Perlahan aku membalikkan badan. Dan, tak terelakkan mata kamipun bertemu.
"Namaku Ryan. Namamu?" Lelaki tak kukenal itu memperkenalkan diri.
"Aku --- Lingsir."
"Hm. Lingsir. Sungguh nama yang sangat bagus dan --- Â unik!"
Aku menelan ludah. Baru kali ini ada orang memuji namaku. Biasanya, begitu mendengar nama Lingsir kusebutkan, siapa pun ia pasti akan langsung mengernyitkan dahi.
Tapi kemudian aku memilih mengabaikan kata-kata bernada pujian yang keluar dari bibir laki-laki asing itu. Kakiku bergerak perlahan meninggalkan bahu jembatan, menuju taman yang terletak di sisi kanan jalan. Lalu dengan santai kuhempaskan diri di atas rerumputan yang mulai dibasahi embun, menatap bintang-bintang yang bertebaran di langit.

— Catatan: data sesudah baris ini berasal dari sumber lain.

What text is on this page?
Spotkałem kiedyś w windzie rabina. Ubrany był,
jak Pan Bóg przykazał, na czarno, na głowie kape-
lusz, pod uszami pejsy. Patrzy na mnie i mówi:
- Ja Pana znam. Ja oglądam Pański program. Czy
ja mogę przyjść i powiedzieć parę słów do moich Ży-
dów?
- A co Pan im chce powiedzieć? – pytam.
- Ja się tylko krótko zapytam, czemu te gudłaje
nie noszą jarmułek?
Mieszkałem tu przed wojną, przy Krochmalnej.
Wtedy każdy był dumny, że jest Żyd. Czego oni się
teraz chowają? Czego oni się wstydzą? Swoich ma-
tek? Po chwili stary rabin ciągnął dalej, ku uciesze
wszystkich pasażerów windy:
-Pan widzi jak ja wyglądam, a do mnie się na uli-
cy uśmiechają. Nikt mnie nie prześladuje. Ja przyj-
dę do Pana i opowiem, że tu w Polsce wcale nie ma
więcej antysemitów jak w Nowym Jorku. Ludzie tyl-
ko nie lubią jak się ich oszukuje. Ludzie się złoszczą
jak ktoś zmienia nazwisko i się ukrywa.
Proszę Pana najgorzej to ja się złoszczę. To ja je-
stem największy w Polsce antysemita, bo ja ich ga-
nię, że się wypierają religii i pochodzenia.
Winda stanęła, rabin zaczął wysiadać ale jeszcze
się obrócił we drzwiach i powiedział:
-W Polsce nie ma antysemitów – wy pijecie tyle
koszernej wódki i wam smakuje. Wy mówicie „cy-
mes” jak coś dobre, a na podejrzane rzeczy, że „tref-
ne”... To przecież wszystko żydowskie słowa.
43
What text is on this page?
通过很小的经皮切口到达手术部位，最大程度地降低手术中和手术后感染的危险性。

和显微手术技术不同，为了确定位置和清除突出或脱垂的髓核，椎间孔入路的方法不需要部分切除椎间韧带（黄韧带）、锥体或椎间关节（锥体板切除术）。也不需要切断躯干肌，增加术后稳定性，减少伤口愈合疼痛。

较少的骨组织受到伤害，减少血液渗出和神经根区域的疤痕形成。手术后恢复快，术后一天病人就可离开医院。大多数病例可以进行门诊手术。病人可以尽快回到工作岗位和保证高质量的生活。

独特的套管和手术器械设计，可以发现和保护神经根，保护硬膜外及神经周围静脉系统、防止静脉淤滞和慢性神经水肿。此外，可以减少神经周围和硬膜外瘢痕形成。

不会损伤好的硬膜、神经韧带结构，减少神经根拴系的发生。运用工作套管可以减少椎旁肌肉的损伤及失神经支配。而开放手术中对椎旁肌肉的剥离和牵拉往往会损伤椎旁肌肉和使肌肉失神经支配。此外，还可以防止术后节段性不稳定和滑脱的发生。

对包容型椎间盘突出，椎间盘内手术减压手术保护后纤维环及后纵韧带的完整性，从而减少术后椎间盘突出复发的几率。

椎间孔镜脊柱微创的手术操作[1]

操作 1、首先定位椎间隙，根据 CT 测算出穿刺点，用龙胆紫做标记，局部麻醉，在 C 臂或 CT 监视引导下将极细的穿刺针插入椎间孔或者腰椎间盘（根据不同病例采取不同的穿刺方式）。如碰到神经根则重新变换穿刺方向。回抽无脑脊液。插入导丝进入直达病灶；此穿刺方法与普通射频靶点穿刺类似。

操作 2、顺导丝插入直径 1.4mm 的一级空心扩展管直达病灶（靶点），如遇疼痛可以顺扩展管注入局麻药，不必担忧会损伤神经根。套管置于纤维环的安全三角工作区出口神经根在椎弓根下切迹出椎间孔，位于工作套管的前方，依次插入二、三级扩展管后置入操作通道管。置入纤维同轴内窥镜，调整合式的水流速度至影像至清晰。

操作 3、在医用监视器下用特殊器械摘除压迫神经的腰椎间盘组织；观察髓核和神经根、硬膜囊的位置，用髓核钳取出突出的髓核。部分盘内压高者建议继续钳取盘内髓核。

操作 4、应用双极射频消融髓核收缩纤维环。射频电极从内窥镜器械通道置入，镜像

Kukira lelaki bernama Ryan itu akan segera pergi. Ternyata tidak. Ia membuntutiku, ikut duduk berselonjor kaki tepat di hadapanku.
"Malam yang cerah bukan?" Ia mulai membuka percakapan.
"Malam yang merdeka." Aku menyahut .
"Tapi hatimu belum." Ia menimpali seraya tertawa.
"Apa maksudmu?" Aku mulai merasa jengah. Laki-laki bernama Ryan ini, menurutku, sungguh sangat menyebalkan, dan sok tahu.